ATLAS AĞUSTOS 2013/SAYI:244
Geçtiğimiz ay en az altı gezegene sahip yeni bir sistem keşfedildi. Bu gezegenlerin üç tanesi yıldızının çevresindeki yaşanabilir bölgede bulunuyor. Böylece Gliese 667C, yaşanabilir bölgeye sahip ilk yıldız sistemi oldu. ESO Bilim Toplum Ağı üyesi ve Mersin Çağ Üniversitesi Uzay Gözlem ve Araştırma Merkezi’nden Arif Solmaz, bu heyecan verici keşifle ilgili Atlas’tan Tülay Zihli’nin sorularını yanıtladı.
Gezegen keşiflerinde HARPS’ın adı çok geçiyor. Bu aygıt gezegenleri nasıl tespit edebiliyor?
HARPS, ESO’nun Şili’de La Silla Gözlemevi’nde bulunan 3,6 metrelik teleskopu üzerine takılan bir aygıt. Görevi güneş sistemi dışında yeni ötegezegenleri tespit etmek. Bunu yaparken kendine has bir yöntem kullanıyor. Teleskoplarla doğrudan gözlenemeyen gezegenlerin, etrafında dolandıkları yıldız üzerindeki kütleçekim etkisini tespit ediyor. Yıldızın gökyüzündeki yer değiştirmesine bakıyor.
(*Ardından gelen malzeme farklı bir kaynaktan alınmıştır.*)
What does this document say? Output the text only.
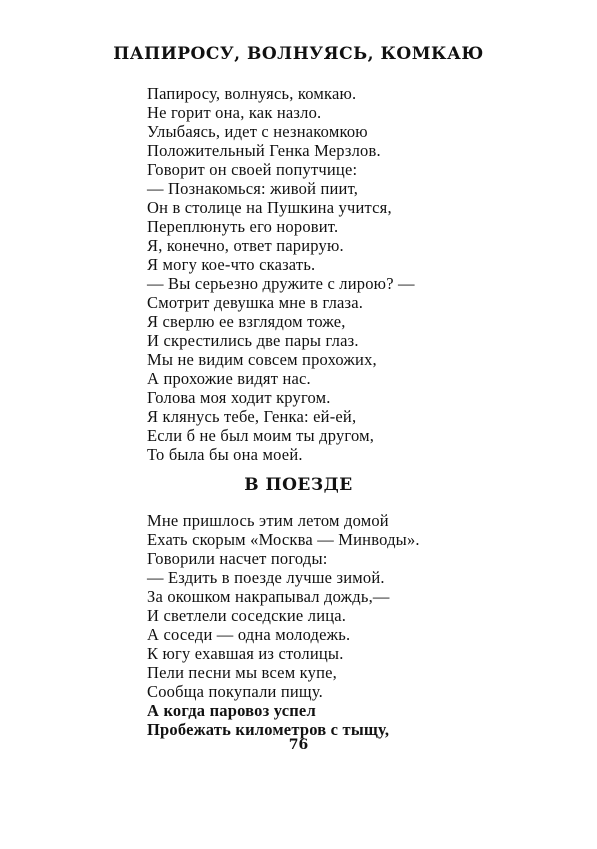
ПАПИРОСУ, ВОЛНУЯСЬ, КОМКАЮ
Папиросу, волнуясь, комкаю.
Не горит она, как назло.
Улыбаясь, идет с незнакомкою
Положительный Генка Мерзлов.
Говорит он своей попутчице:
— Познакомься: живой пиит,
Он в столице на Пушкина учится,
Переплюнуть его норовит.
Я, конечно, ответ парирую.
Я могу кое-что сказать.
— Вы серьезно дружите с лирою? —
Смотрит девушка мне в глаза.
Я сверлю ее взглядом тоже,
И скрестились две пары глаз.
Мы не видим совсем прохожих,
А прохожие видят нас.
Голова моя ходит кругом.
Я клянусь тебе, Генка: ей-ей,
Если б не был моим ты другом,
То была бы она моей.
В ПОЕЗДЕ
Мне пришлось этим летом домой
Ехать скорым «Москва — Минводы».
Говорили насчет погоды:
— Ездить в поезде лучше зимой.
За окошком накрапывал дождь,—
И светлели соседские лица.
А соседи — одна молодежь.
К югу ехавшая из столицы.
Пели песни мы всем купе,
Сообща покупали пищу.
А когда паровоз успел
Пробежать километров с тыщу,
76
Bu yer değiştirmelerin grafiği bize sistemde bulunan gezegenlere dair ipuçları sağlıyor. Yeni bulunan kalabalık bir sistem ister istemez gözleri güneş sistemine çevirdi. Aslında gezegen avcılarının nihai hedefi bizim sistemimize benzeyen ve en azından dünya benzeri bir gezegene ev sahipliği yapan bir yıldız sistemi keşfetmek. Burada “yaşanabilir kuşak” tanımı ortaya çıkıyor.
Bu gezegenlerden üç tanesinde yaşanabilir bölge olduğu açıklandı. “Yaşanabilir bölge” kavramını açıklayabilir misiniz?
Bu ifadenin henüz kesin bir tanımı olmasa da, kabaca, bu kuşakta bulunan bir gezegenin yüzeyinde suyun sıvı halde bulunacağı umuluyor. Bunun için gezegen-yıldız etkileşiminin Güneş-Dünya ikilisine benzer şekilde, yıldızına belirgin bir uzaklıkta bulunan bir gezegeni ve kararlı bir yıldızı içermesi bekleniyor. Şimdilerde öteuyduların da yaşanabilirliği gündemde. Tabii bu tür uyduların gözlenebilmesi için beş ila on yıllık bir gözlem tecrübesine daha ihtiyacımız var.
Keşfedilen gezegenlerde yaşam olasılığını araştırmak için ne gibi çalışmalar yapılıyor?
Gezegen tespitlerinde çeşitli aşamalar izleniyor. Öncelikle yıldızın hareketindeki düzen veya düzensizlikler bilgisayar ortamında şekillere dökülüyor. Daha sonra başka bir gözlem yöntemiyle yıldızlarının önünden geçen gezegenler gözleniyor ve bunların kütlesi hesaplanıyor. Bu aşamalar tamamlanamazsa, tespit edilen gezegen “gezegen adayı” olarak adlandırılıyor. Bunlara kesin olarak gezegen gözüyle bakılmıyor. Tüm bunlar şimdilik bizi kısıtlayan teknolojik imkânlarımız ve ışık kaynağı olmayan gezegenlerin gözlemlerinin zor olmasından kaynaklanıyor. Yani onları doğrudan görmek yerine, etkilerini gözleyerek keşfediyoruz. Dolayısıyla tekrar eden gözlemler ve bunları destekleyecek diğer yöntemler bazen beklenilen sonucu vermiyor ve yaşanabilir dediğimiz gezegenin hiç de öyle olmadığı görülüyor.
Türkiye’deki üniversitelerin astronomi bölümlerinde bu konuyla ilgili çalışmalar yapılıyor mu?
Ötegezegen alanında gözlemsel ve teorik çalışmalar bir süredir ülkemizde de gerçekleştiriliyor. Ankara, İstanbul, Antalya ve Çanakkale’de bulunan üniversitelerin gözlemevlerinde ve TÜBİTAK Ulusal Gözlemevi’nde yeni ve iddialı çalışmalar var ve bunlara yenileri ekleniyor. Önümüzdeki yıllarda adını bizim vereceğimiz bir gezegen keşfetmemiz sürpriz olmayacaktır.